Nation: House Leaders Badger Members to Pay Dues
Democratic House leaders called out their deadbeat Members on Wednesday, issuing one final plea for the rank and file to step up financially in order to help the party maximize its gains on Election Day.
In a memo to the Democratic Caucus, Speaker Nancy Pelosi (Calif.) and the entire Democratic leadership, including Democratic Congressional Campaign Committee Chairman Chris Van Hollen (Md.), asked Members to help raise the additional $9.3 million the DCCC believes it needs for the final two-week push. The memo states that $12 million in Member dues remains outstanding.
Attached to the memo was a list of Members who have fulfilled 50 percent or less of their party dues and fundraising expectations.
Please encourage them to be a part of the team, the leaders wrote. The number of seats we gain will depend on the resources we have to compete in these closing days.
Topping the list of laggards were four exclusive subcommittee chairmen: Reps. Luis Gutierrez (Ill.), Jim McDermott (Wash.), Alan Mollohan (W.Va.) and Bart Stupak (Mich.), all of whom have failed to come close to meeting their $250,000 dues goal for the election cycle or their goal of raising an additional $250,000 for the DCCC.
Gutierrez and McDermott have each paid $50,000 in dues; Mollohan and Stupak have paid nothing. Both McDermott and Mollohan had less than $100,000 left in their campaign accounts as of Sept. 30, and both lawmakers have had to pay expensive legal bills in recent years.
The two Members with the largest war chests who have yet to pony up anywhere near what they are expected are Reps. Neil Abercrombie (Hawaii) and Donald Payne (N.J.).
Both are non-exclusive subcommittee chairmen and have a goal of $150,000 in dues plus an additional goal of raising $100,000 for the DCCC. Abercrombie had more than $1.2 million in campaign cash on Sept. 30 and Payne had more than $1 million. Neither Democrat faces a difficult re-election race. Abercrombie had paid $50,000 in dues and Payne had paid $75,000.
The DCCC ended September with a $41.3 million to $17.4 million cash on hand advantage over the National Republican Congressional Committee.

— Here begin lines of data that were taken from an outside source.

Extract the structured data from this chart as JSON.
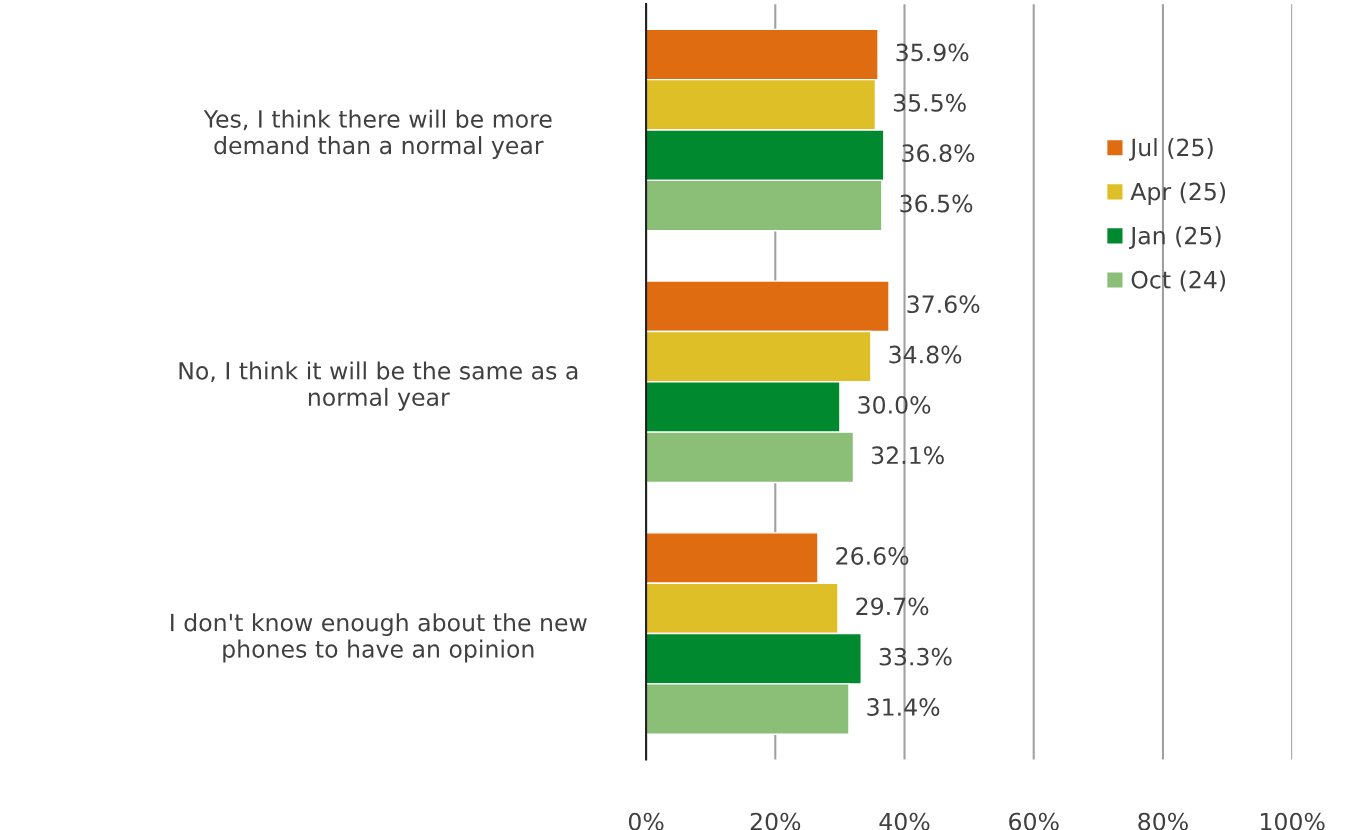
{
  "chart_data": {
    "type": "bar",
    "orientation": "horizontal",
    "categories": [
      "Yes, I think there will be more\ndemand than a normal year",
      "No, I think it will be the same as a\nnormal year",
      "I don't know enough about the new\nphones to have an opinion"
    ],
    "series": [
      {
        "name": "Jul (25)",
        "color": "#e06c12",
        "values": [
          35.9,
          37.6,
          26.6
        ],
        "value_labels": [
          "35.9%",
          "37.6%",
          "26.6%"
        ]
      },
      {
        "name": "Apr (25)",
        "color": "#dfbf28",
        "values": [
          35.5,
          34.8,
          29.7
        ],
        "value_labels": [
          "35.5%",
          "34.8%",
          "29.7%"
        ]
      },
      {
        "name": "Jan (25)",
        "color": "#00892f",
        "values": [
          36.8,
          30.0,
          33.3
        ],
        "value_labels": [
          "36.8%",
          "30.0%",
          "33.3%"
        ]
      },
      {
        "name": "Oct (24)",
        "color": "#8bbf78",
        "values": [
          36.5,
          32.1,
          31.4
        ],
        "value_labels": [
          "36.5%",
          "32.1%",
          "31.4%"
        ]
      }
    ],
    "xlim": [
      0,
      100
    ],
    "xticks": [
      {
        "value": 0,
        "label": "0%"
      },
      {
        "value": 20,
        "label": "20%"
      },
      {
        "value": 40,
        "label": "40%"
      },
      {
        "value": 60,
        "label": "60%"
      },
      {
        "value": 80,
        "label": "80%"
      },
      {
        "value": 100,
        "label": "100%"
      }
    ],
    "grid": "x",
    "legend": "right"
  }
}
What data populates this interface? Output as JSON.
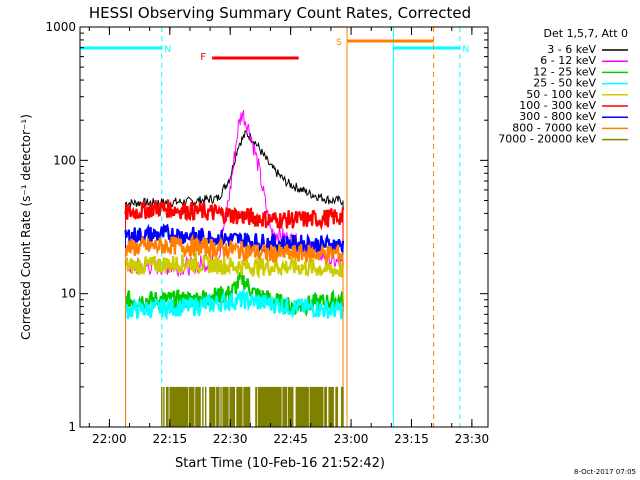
{
  "chart_data": {
    "type": "line",
    "title": "HESSI Observing Summary Count Rates, Corrected",
    "xlabel": "Start Time (10-Feb-16 21:52:42)",
    "ylabel": "Corrected Count Rate (s⁻¹ detector⁻¹)",
    "y_scale": "log",
    "ylim": [
      1,
      1000
    ],
    "xlim_minutes": [
      "21:52:42",
      "23:34:00"
    ],
    "x_ticks": [
      "22:00",
      "22:15",
      "22:30",
      "22:45",
      "23:00",
      "23:15",
      "23:30"
    ],
    "y_ticks": [
      "1",
      "10",
      "100",
      "1000"
    ],
    "legend_header": "Det 1,5,7, Att 0",
    "legend_position": "right",
    "footer": "8-Oct-2017 07:05",
    "series": [
      {
        "name": "3 - 6 keV",
        "color": "#000000",
        "x": [
          "22:04",
          "22:10",
          "22:20",
          "22:27",
          "22:30",
          "22:32",
          "22:34",
          "22:36",
          "22:40",
          "22:44",
          "22:50",
          "22:55",
          "22:58"
        ],
        "values": [
          48,
          48,
          49,
          52,
          75,
          130,
          160,
          140,
          90,
          68,
          56,
          50,
          50
        ]
      },
      {
        "name": "6 - 12 keV",
        "color": "#ff00ff",
        "x": [
          "22:04",
          "22:10",
          "22:20",
          "22:27",
          "22:30",
          "22:32",
          "22:33",
          "22:35",
          "22:37",
          "22:40",
          "22:45",
          "22:50",
          "22:58"
        ],
        "values": [
          16,
          16,
          16,
          18,
          60,
          180,
          230,
          160,
          90,
          30,
          25,
          22,
          16
        ]
      },
      {
        "name": "12 - 25 keV",
        "color": "#00cc00",
        "x": [
          "22:04",
          "22:20",
          "22:30",
          "22:33",
          "22:36",
          "22:45",
          "22:58"
        ],
        "values": [
          9,
          9,
          10,
          13,
          10,
          8,
          9
        ]
      },
      {
        "name": "25 - 50 keV",
        "color": "#00ffff",
        "x": [
          "22:04",
          "22:20",
          "22:33",
          "22:45",
          "22:58"
        ],
        "values": [
          7.5,
          8,
          9,
          8,
          7.5
        ]
      },
      {
        "name": "50 - 100 keV",
        "color": "#cccc00",
        "x": [
          "22:04",
          "22:20",
          "22:33",
          "22:45",
          "22:58"
        ],
        "values": [
          16,
          17,
          16,
          16,
          15
        ]
      },
      {
        "name": "100 - 300 keV",
        "color": "#ff0000",
        "x": [
          "22:04",
          "22:12",
          "22:20",
          "22:27",
          "22:33",
          "22:40",
          "22:50",
          "22:58"
        ],
        "values": [
          40,
          44,
          42,
          40,
          38,
          36,
          36,
          38
        ]
      },
      {
        "name": "300 - 800 keV",
        "color": "#0000ff",
        "x": [
          "22:04",
          "22:15",
          "22:27",
          "22:40",
          "22:58"
        ],
        "values": [
          27,
          28,
          26,
          24,
          23
        ]
      },
      {
        "name": "800 - 7000 keV",
        "color": "#ff8000",
        "x": [
          "22:04",
          "22:15",
          "22:27",
          "22:40",
          "22:58"
        ],
        "values": [
          22,
          23,
          22,
          20,
          20
        ]
      },
      {
        "name": "7000 - 20000 keV",
        "color": "#808000",
        "x": [
          "22:13",
          "22:20",
          "22:30",
          "22:40",
          "22:50",
          "22:58"
        ],
        "values": [
          2,
          2,
          2,
          2,
          2,
          2
        ]
      }
    ],
    "annotations": [
      {
        "label": "N",
        "color": "#00ffff",
        "type": "night",
        "start": "21:52:42",
        "end": "22:13:00"
      },
      {
        "label": "N",
        "color": "#00ffff",
        "type": "night",
        "start": "23:10:30",
        "end": "23:27:00"
      },
      {
        "label": "S",
        "color": "#ff8000",
        "type": "saa",
        "start": "22:59:00",
        "end": "23:20:30"
      },
      {
        "label": "F",
        "color": "#ff0000",
        "type": "flare",
        "start": "22:25:30",
        "end": "22:47:00"
      }
    ],
    "data_window": {
      "start": "22:04:00",
      "end": "22:59:00"
    }
  }
}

DCCC Spending Spikes in Many Key Contests
The Democratic Congressional Campaign Committee made a major investment in its effort to defeat Rep. Mark Kirk (R-Ill.) this week, dropping more than $566,000 on media buys, bringing the committees total investment in the race to more than $1 million.
Kirk, who has been the top fundraiser this cycle among Republican incumbents, is facing a rematch from 2006 with marketing consultant Dan Seals (D). Seals came close to ousting the moderate Republican last time, even though the national party spent very little to help boost Seals in the cost-prohibitive Chicago media market.
The ad buy this week confirms that wont be the case this time around.
As of Wednesday, the DCCC had invested more than $1 million in 13 races across the country, seven of which are GOP-held open seats and four of which feature Republican incumbents.
The National Republican Congressional Committee has yet to top $1 million in spending on any one race, but is getting close. This week the committee dropped major money on TV ads in the districts held by embattled Reps. Marilyn Musgrave (R-Colo.) and Tim Walberg (R-Mich.). The NRCCs total investment in Walbergs district was at $962,000 as of Wednesday and had reached more than $800,000 in Musgraves district. Both Democrats and Republicans also dropped significant resources into the race in Washingtons 8th district, where Rep. Dave Reichert (R) is trying to hang on, according to spending reports filed this week.
The NRCC is pulling its resources out of the race to re-elect Rep. Michele Bachmann (Minn.) following controversial comments the lawmaker made late last week.
Earlier this year, the NRCC reserved more than $638,000 worth of TV advertising in the district, but an NRCC source confirmed Wednesday that the reservation had been pulled and the money reallocated.
In an appearance on MSNBCs Hardball on Friday, Bachmann said Sen. Barack Obama (D-Ill.) may have anti-American views and said she welcomed an investigation into possible anti-American views of Members of Congress.
Following her appearance and the maelstrom it created, Bachmanns opponent, former state Transportation Commissioner Elwyn Tinklenberg (D), raised more than $1 million for his campaign.